The solid resistance levels mentioned during yesterday’s technical report, located at 1680, could limit the bullish bias that occurred during the previous session to make gold fail, explaining that it represents the key to protecting the bearish trend.
Technically, the current moves are witnessing stability below 1680, accompanied by the negative pressure of the 50-day simple moving average, which constitutes an obstacle in front of the price, motivated by the clear negative features on the stochastic indicator.
On the other hand, the price is stable above 1655, and we find the 14-day momentum indicator started to get positive signs on the short time intervals, supporting the possibility of a bullish bias in the coming hours.
With technical signals conflicting, we need to monitor price behavior to be in front of one of the following scenarios:
To complete the bearish directional movement, we need to witness a clear and strong break of the pivotal demand area 1665 and then 1655. This facilitates the task required to visit 1640 initially, and losses may extend later towards 1637.

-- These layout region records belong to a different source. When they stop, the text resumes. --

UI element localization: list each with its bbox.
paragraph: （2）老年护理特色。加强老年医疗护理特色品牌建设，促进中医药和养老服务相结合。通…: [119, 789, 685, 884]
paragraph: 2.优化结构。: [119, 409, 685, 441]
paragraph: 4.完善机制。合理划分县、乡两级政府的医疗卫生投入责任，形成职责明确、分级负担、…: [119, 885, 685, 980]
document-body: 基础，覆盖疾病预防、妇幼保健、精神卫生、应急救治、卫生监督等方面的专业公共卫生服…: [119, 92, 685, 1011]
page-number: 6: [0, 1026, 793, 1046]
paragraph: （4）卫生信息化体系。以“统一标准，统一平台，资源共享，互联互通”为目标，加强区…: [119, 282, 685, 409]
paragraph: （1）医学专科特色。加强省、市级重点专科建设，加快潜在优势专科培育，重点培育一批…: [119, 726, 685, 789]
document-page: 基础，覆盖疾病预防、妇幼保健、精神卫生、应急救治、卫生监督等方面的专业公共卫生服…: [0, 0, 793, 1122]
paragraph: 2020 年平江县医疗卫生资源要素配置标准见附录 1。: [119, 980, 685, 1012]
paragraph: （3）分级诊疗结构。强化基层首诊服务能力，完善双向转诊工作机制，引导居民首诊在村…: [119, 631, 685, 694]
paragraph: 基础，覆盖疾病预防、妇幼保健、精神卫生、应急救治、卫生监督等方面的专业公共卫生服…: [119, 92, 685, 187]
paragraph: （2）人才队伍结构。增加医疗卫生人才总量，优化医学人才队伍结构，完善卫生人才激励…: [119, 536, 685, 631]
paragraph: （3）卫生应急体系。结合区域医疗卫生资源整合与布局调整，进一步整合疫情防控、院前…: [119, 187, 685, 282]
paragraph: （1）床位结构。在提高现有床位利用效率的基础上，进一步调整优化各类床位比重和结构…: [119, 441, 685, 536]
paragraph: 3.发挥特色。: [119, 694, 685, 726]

To get the start of a minor bullish correction that depends on stability above 1683/1680, we wait for an ounce of gold around 1698 and 1705.
Note: The risk level may be high.
Note: We are awaiting the Federal Reserve’s speech later in today’s session and may witness high price volatility.
Note: Trading on CFDs involves risks. Therefore, all scenarios may be possible. This article is not a recommendation to buy or sell but rather an explanatory reading of the price movement on the chart.